05 mai 2009

Priorité à et dans l’enseignement : Yes, We Will !

Il est heureux de voir qu'en campagne électorale, l'enseignement est redevenu la priorité des partis politiques. Il est malheureux de voir que ce fut le cas lors des deux dernières campagnes régionales et que le résultat actuel laisse malgré tout à désirer.

Il est heureux de voir que certains partis pensent qu'il faut faire des économies grâce à une meilleure collaboration des réseaux. Il est malheureux de voir que les mêmes partis n'ont rien fait quand ils étaient au pouvoir pour que celle-ci survienne.

Il n'y a pas toujours besoin de plus d'argent mais souvent de mieux d'argent. Pourquoi ne pas commencer par ce qui pourrait déjà améliorer la qualité de l'enseignement mais ne demande pas plus de moyens: rendre aux enseignants la possibilité de « faire classe » et leur donner plus de mobilité, sur base volontaire, pour entretenir leur dynamisme ?
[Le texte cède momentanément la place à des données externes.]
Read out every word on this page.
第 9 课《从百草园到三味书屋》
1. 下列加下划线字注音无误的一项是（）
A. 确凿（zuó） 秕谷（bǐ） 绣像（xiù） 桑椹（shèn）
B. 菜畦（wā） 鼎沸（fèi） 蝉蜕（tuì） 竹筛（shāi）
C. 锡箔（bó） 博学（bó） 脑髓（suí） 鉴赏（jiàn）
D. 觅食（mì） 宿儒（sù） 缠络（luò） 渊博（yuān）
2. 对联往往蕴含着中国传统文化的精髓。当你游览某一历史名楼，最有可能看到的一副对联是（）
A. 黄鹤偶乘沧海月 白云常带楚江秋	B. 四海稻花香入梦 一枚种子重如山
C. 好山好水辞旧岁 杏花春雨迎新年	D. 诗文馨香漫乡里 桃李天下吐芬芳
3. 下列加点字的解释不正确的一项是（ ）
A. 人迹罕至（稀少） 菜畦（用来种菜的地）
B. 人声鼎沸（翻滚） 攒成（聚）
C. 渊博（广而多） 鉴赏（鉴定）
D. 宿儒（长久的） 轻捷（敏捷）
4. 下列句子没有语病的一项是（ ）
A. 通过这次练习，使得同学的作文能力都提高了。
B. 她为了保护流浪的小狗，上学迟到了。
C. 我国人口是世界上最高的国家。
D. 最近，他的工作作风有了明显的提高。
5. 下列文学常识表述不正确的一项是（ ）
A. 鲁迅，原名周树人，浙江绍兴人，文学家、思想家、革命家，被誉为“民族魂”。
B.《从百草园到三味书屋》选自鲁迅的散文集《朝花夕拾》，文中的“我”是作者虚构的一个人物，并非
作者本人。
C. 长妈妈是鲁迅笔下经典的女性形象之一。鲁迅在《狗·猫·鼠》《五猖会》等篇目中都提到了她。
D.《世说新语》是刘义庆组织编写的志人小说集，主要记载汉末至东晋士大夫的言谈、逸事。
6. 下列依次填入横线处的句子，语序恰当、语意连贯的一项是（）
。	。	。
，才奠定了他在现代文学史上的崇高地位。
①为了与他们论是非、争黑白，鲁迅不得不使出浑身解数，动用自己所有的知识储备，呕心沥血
Quelques exemples de priorités pour ce faire ? Avec plaisir !
1. Pour les enseignants :
a. Positiver l'apprentissage, le rendre plus concret et redonner un travail et une image à l'enseignant qui dépassent le « donneur de points » pour devenir un « transmetteur de savoir ».
b. Permettre aux enseignants de tous les réseaux d'être mobiles en interne et vers les autres réseaux. En effet, est-il normal qu'un enseignant d'un réseau doive repartir de zéro en cas de changement?
c. Être strict lors de la formation des enseignants pour les cours piliers. Par exemple, l'orthographe est une base avec laquelle il faut être intransigeant car c'est un outil indispensable pour une bonne transmission du « savoir ».

2. Pour les élèves :
a. Dans les écoles « difficiles », instaurer un dialogue avec les élèves pour améliorer de commun accord la situation, afin que chacun trouve sa place selon son investissement et que le calme revienne pour ceux qui veulent apprendre.
b. Pour les perturbateurs plus âgés, il faut instaurer un dérivatif utile à la société (service civil, O.N.G's?) s'ils ne veulent plus d'école, tout en leur laissant la possibilité de revenir par après.
c. Améliorer l'orientation et l'information au sortir d'un tronc commun solide, afin que les études techniques et professionnelles soient enfin vues comme des filières qui ouvrent l'accès à des métiers passionnants et socialement valorisants plus que comme des filières par défaut....

3. Pour les parents :
a. Donner la priorité d'accès aux écoles par proximité géographique et pas tirage au sort.
b. Conforter l'école comme un « no man's land » où les parents n'ont pas accès et doivent passer par des délégués, des réunions de parents ou la direction en cas de problème.
c. Replacer les associations de parents en tant qu'acteur du débat.

4. Etc, etc...

Il y en a certainement d'autres... Le but n'est pas de donner des solutions « clé sur porte ». Il faudrait quasi des assises de l'enseignement pour vraiment retirer des solutions concrètes où tous les acteurs, élèves y compris, pourraient proposer de faire avancer le schmilblick.
Mais cela fait - par exemple - 20 ans qu'une véritable revalorisation du technique et du professionnel est dans les discours mais qu'aucun changement n'a été remarqué sur le terrain.
Il est temps, si pas trop tard. La catastrophe est là, il faudra un remède de cheval pour arranger les choses. D'autres de par le monde ont déjà appliqué des remèdes de ce type (Quebec, Finlande, etc.). Demain, on peut le faire aussi.

Ce n'est plus « Yes, We Can » (car cela, on le sait déjà), ce doit être: « Yes, We Will » !!!